Beyond its irreplaceable beauty, the BSF possesses rare physical qualities which make it a destination for land speed racing, filmmaking and sightseers. The BSF has been used for racing since 1914 and countless land speed records have been set at the site. For example, the 300, 400, 500, and 600 mile per hour land speed barriers were broken on its natural straightway. The world-famous Speed Week dates back to 1949 and the BSF’s protected status recognizes the importance of racing as a compatible use.

The BSF is managed by the U.S. Bureau of Land Management (BLM). Beyond its placement on the National Historic Registry, the BLM issued the BSF Recreation Area Management Plan (Plan) in 1985 and established criteria for managing the lands as the “Bonneville Salt Flats Special Recreation Management Area” (SRMA) and as the “Area of Critical Environmental Concern” (ACEC).

The BSF was once at least 5 feet thick near the center but it is now only inches thick. There is a demonstrated process to replenish the BSF salt crust. In 1997, salt brine was pumped onto the BSF flats at a rate of about 1.5 million tons of salt a year.
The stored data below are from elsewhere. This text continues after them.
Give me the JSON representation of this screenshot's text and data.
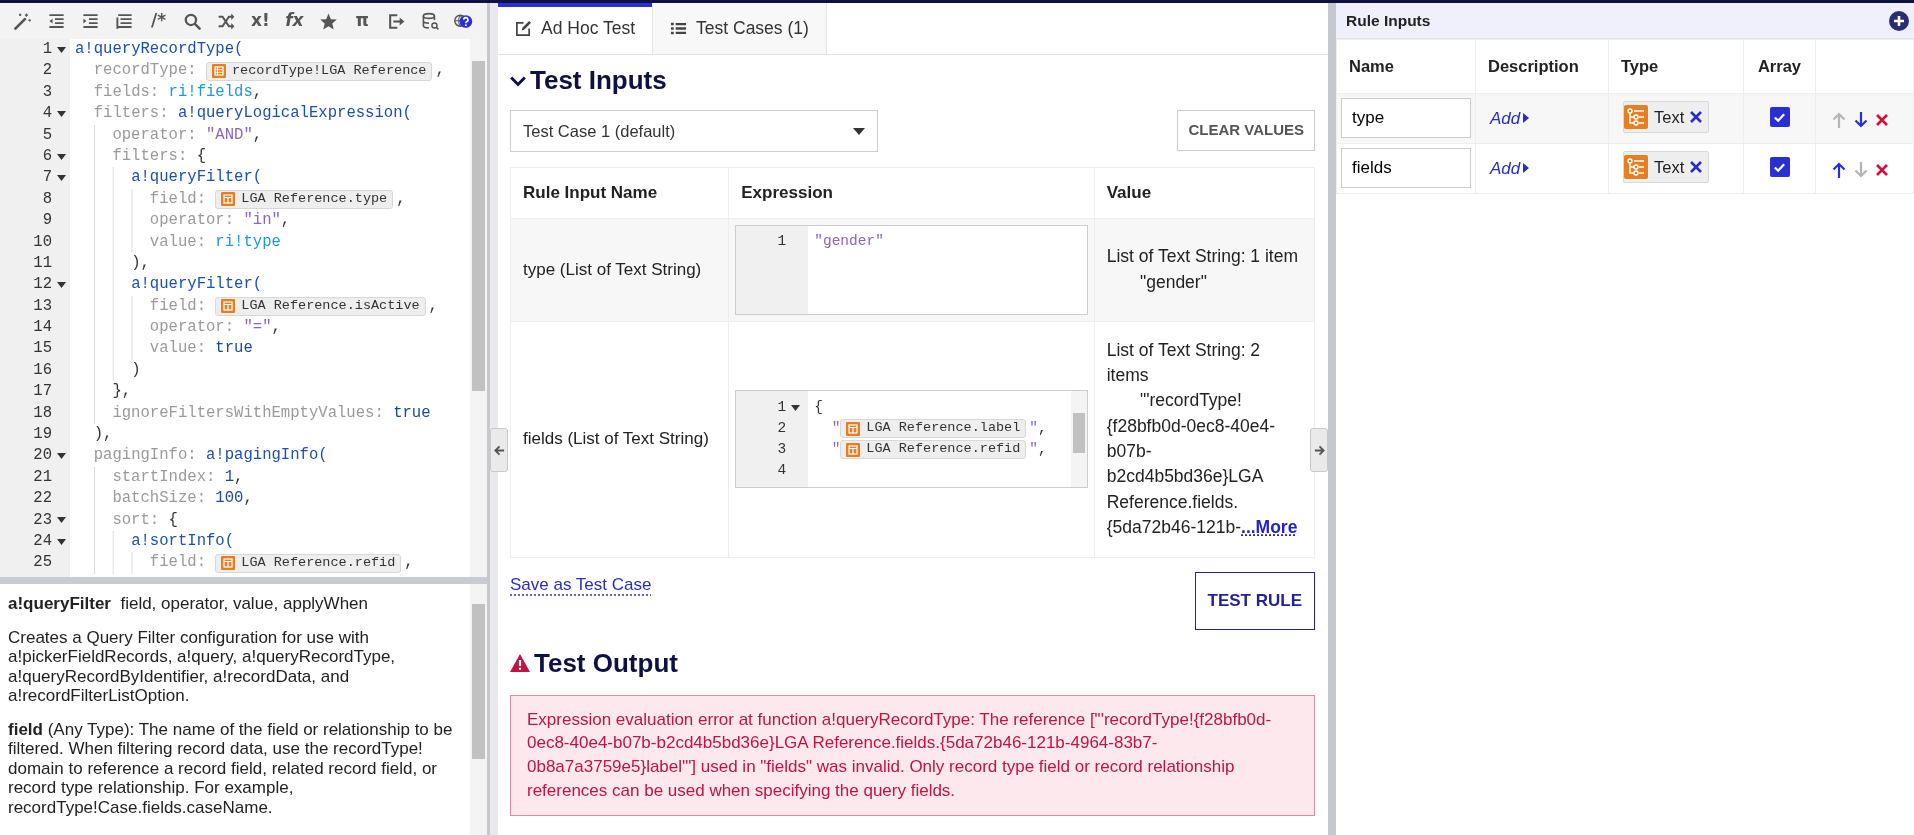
{
  "toolbar": [
    {
      "kind": "wand"
    },
    {
      "kind": "outdent"
    },
    {
      "kind": "indent"
    },
    {
      "kind": "format"
    },
    {
      "kind": "text",
      "text": "/*"
    },
    {
      "kind": "search"
    },
    {
      "kind": "shuffle"
    },
    {
      "kind": "text",
      "text": "x!"
    },
    {
      "kind": "text",
      "text": "fx"
    },
    {
      "kind": "star"
    },
    {
      "kind": "text",
      "text": "π"
    },
    {
      "kind": "export"
    },
    {
      "kind": "database"
    },
    {
      "kind": "help"
    }
  ],
  "code_editor": {
    "lines": [
      {
        "number": "1",
        "foldable": true,
        "tokens": [
          {
            "kind": "fn",
            "text": "a!queryRecordType("
          }
        ]
      },
      {
        "number": "2",
        "foldable": false,
        "tokens": [
          {
            "kind": "key",
            "text": "  recordType: "
          },
          {
            "kind": "record-chip",
            "text": "recordType!LGA Reference"
          },
          {
            "kind": "punct",
            "text": ","
          }
        ]
      },
      {
        "number": "3",
        "foldable": false,
        "tokens": [
          {
            "kind": "key",
            "text": "  fields: "
          },
          {
            "kind": "ri",
            "text": "ri!fields"
          },
          {
            "kind": "punct",
            "text": ","
          }
        ]
      },
      {
        "number": "4",
        "foldable": true,
        "tokens": [
          {
            "kind": "key",
            "text": "  filters: "
          },
          {
            "kind": "fn",
            "text": "a!queryLogicalExpression("
          }
        ]
      },
      {
        "number": "5",
        "foldable": false,
        "tokens": [
          {
            "kind": "key",
            "text": "    operator: "
          },
          {
            "kind": "str",
            "text": "\"AND\""
          },
          {
            "kind": "punct",
            "text": ","
          }
        ]
      },
      {
        "number": "6",
        "foldable": true,
        "tokens": [
          {
            "kind": "key",
            "text": "    filters: "
          },
          {
            "kind": "punct",
            "text": "{"
          }
        ]
      },
      {
        "number": "7",
        "foldable": true,
        "tokens": [
          {
            "kind": "fn",
            "text": "      a!queryFilter("
          }
        ]
      },
      {
        "number": "8",
        "foldable": false,
        "tokens": [
          {
            "kind": "key",
            "text": "        field: "
          },
          {
            "kind": "field-chip",
            "text": "LGA Reference.type"
          },
          {
            "kind": "punct",
            "text": ","
          }
        ]
      },
      {
        "number": "9",
        "foldable": false,
        "tokens": [
          {
            "kind": "key",
            "text": "        operator: "
          },
          {
            "kind": "str",
            "text": "\"in\""
          },
          {
            "kind": "punct",
            "text": ","
          }
        ]
      },
      {
        "number": "10",
        "foldable": false,
        "tokens": [
          {
            "kind": "key",
            "text": "        value: "
          },
          {
            "kind": "ri",
            "text": "ri!type"
          }
        ]
      },
      {
        "number": "11",
        "foldable": false,
        "tokens": [
          {
            "kind": "punct",
            "text": "      ),"
          }
        ]
      },
      {
        "number": "12",
        "foldable": true,
        "tokens": [
          {
            "kind": "fn",
            "text": "      a!queryFilter("
          }
        ]
      },
      {
        "number": "13",
        "foldable": false,
        "tokens": [
          {
            "kind": "key",
            "text": "        field: "
          },
          {
            "kind": "field-chip",
            "text": "LGA Reference.isActive"
          },
          {
            "kind": "punct",
            "text": ","
          }
        ]
      },
      {
        "number": "14",
        "foldable": false,
        "tokens": [
          {
            "kind": "key",
            "text": "        operator: "
          },
          {
            "kind": "str",
            "text": "\"=\""
          },
          {
            "kind": "punct",
            "text": ","
          }
        ]
      },
      {
        "number": "15",
        "foldable": false,
        "tokens": [
          {
            "kind": "key",
            "text": "        value: "
          },
          {
            "kind": "kw",
            "text": "true"
          }
        ]
      },
      {
        "number": "16",
        "foldable": false,
        "tokens": [
          {
            "kind": "punct",
            "text": "      )"
          }
        ]
      },
      {
        "number": "17",
        "foldable": false,
        "tokens": [
          {
            "kind": "punct",
            "text": "    },"
          }
        ]
      },
      {
        "number": "18",
        "foldable": false,
        "tokens": [
          {
            "kind": "key",
            "text": "    ignoreFiltersWithEmptyValues: "
          },
          {
            "kind": "kw",
            "text": "true"
          }
        ]
      },
      {
        "number": "19",
        "foldable": false,
        "tokens": [
          {
            "kind": "punct",
            "text": "  ),"
          }
        ]
      },
      {
        "number": "20",
        "foldable": true,
        "tokens": [
          {
            "kind": "key",
            "text": "  pagingInfo: "
          },
          {
            "kind": "fn",
            "text": "a!pagingInfo("
          }
        ]
      },
      {
        "number": "21",
        "foldable": false,
        "tokens": [
          {
            "kind": "key",
            "text": "    startIndex: "
          },
          {
            "kind": "num",
            "text": "1"
          },
          {
            "kind": "punct",
            "text": ","
          }
        ]
      },
      {
        "number": "22",
        "foldable": false,
        "tokens": [
          {
            "kind": "key",
            "text": "    batchSize: "
          },
          {
            "kind": "num",
            "text": "100"
          },
          {
            "kind": "punct",
            "text": ","
          }
        ]
      },
      {
        "number": "23",
        "foldable": true,
        "tokens": [
          {
            "kind": "key",
            "text": "    sort: "
          },
          {
            "kind": "punct",
            "text": "{"
          }
        ]
      },
      {
        "number": "24",
        "foldable": true,
        "tokens": [
          {
            "kind": "fn",
            "text": "      a!sortInfo("
          }
        ]
      },
      {
        "number": "25",
        "foldable": false,
        "tokens": [
          {
            "kind": "key",
            "text": "        field: "
          },
          {
            "kind": "field-chip",
            "text": "LGA Reference.refid"
          },
          {
            "kind": "punct",
            "text": ","
          }
        ]
      }
    ]
  },
  "help": {
    "function_name": "a!queryFilter",
    "parameters": "field, operator, value, applyWhen",
    "paragraphs": [
      "Creates a Query Filter configuration for use with a!pickerFieldRecords, a!query, a!queryRecordType, a!queryRecordByIdentifier, a!recordData, and a!recordFilterListOption.",
      "**field** (Any Type): The name of the field or relationship to be filtered. When filtering record data, use the recordType! domain to reference a record field, related record field, or record type relationship. For example, recordType!Case.fields.caseName."
    ]
  },
  "tabs": [
    {
      "kind": "edit",
      "label": "Ad Hoc Test",
      "selected": true
    },
    {
      "kind": "list",
      "label": "Test Cases (1)",
      "selected": false
    }
  ],
  "test_inputs": {
    "title": "Test Inputs",
    "expanded": true,
    "test_case_select": {
      "value": "Test Case 1 (default)"
    },
    "clear_button": "CLEAR VALUES",
    "columns": [
      "Rule Input Name",
      "Expression",
      "Value"
    ],
    "rows": [
      {
        "name": "type (List of Text String)",
        "expression": [
          {
            "number": "1",
            "foldable": false,
            "tokens": [
              {
                "kind": "str",
                "text": "\"gender\""
              }
            ]
          }
        ],
        "value": {
          "summary": "List of Text String: 1 item",
          "item": "\"gender\""
        }
      },
      {
        "name": "fields (List of Text String)",
        "expression": [
          {
            "number": "1",
            "foldable": true,
            "tokens": [
              {
                "kind": "punct",
                "text": "{"
              }
            ]
          },
          {
            "number": "2",
            "foldable": false,
            "tokens": [
              {
                "kind": "str",
                "text": "  \""
              },
              {
                "kind": "field-chip",
                "text": "LGA Reference.label"
              },
              {
                "kind": "str",
                "text": "\""
              },
              {
                "kind": "punct",
                "text": ","
              }
            ]
          },
          {
            "number": "3",
            "foldable": false,
            "tokens": [
              {
                "kind": "str",
                "text": "  \""
              },
              {
                "kind": "field-chip",
                "text": "LGA Reference.refid"
              },
              {
                "kind": "str",
                "text": "\""
              },
              {
                "kind": "punct",
                "text": ","
              }
            ]
          },
          {
            "number": "4",
            "foldable": false
          }
        ],
        "value": {
          "summary": "List of Text String: 2 items",
          "item": "\"'recordType!{f28bfb0d-0ec8-40e4-b07b-b2cd4b5bd36e}LGA Reference.fields.{5da72b46-121b-",
          "more": "...More"
        }
      }
    ],
    "save_link": "Save as Test Case",
    "test_button": "TEST RULE"
  },
  "test_output": {
    "title": "Test Output",
    "message": "Expression evaluation error at function a!queryRecordType: The reference [\"'recordType!{f28bfb0d-0ec8-40e4-b07b-b2cd4b5bd36e}LGA Reference.fields.{5da72b46-121b-4964-83b7-0b8a7a3759e5}label'\"] used in \"fields\" was invalid. Only record type field or record relationship references can be used when specifying the query fields."
  },
  "rule_inputs": {
    "title": "Rule Inputs",
    "columns": [
      "Name",
      "Description",
      "Type",
      "Array"
    ],
    "rows": [
      {
        "name": "type",
        "description_link": "Add",
        "type": "Text",
        "array": true,
        "can_move_up": false,
        "can_move_down": true
      },
      {
        "name": "fields",
        "description_link": "Add",
        "type": "Text",
        "array": true,
        "can_move_up": true,
        "can_move_down": false
      }
    ]
  }
}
During the five-year program, the pumped salt brine project significantly replenished improved the underground aquifer that supports the salt crust volume, and the salt flats increased a bit in thickness and hardness. A BLM commissioned study concluded that the laydown project “demonstrated that sodium chloride in brine removed from the BSF for mineral extraction can be replenished.” Salt pumping is now an annual program, with nearly 600,000 tons pumped in 2014. While this is a significant accomplishment, Bonneville needs even more salt.

The Save The Salt Coalition and the Utah Alliance are pursuing many additional ways to protect and restore the BSF. A comprehensive restoration program is being discussed with the BLM and mine owner, Intrepid. Short-term and long-term elements of the plan will be announced in the near future.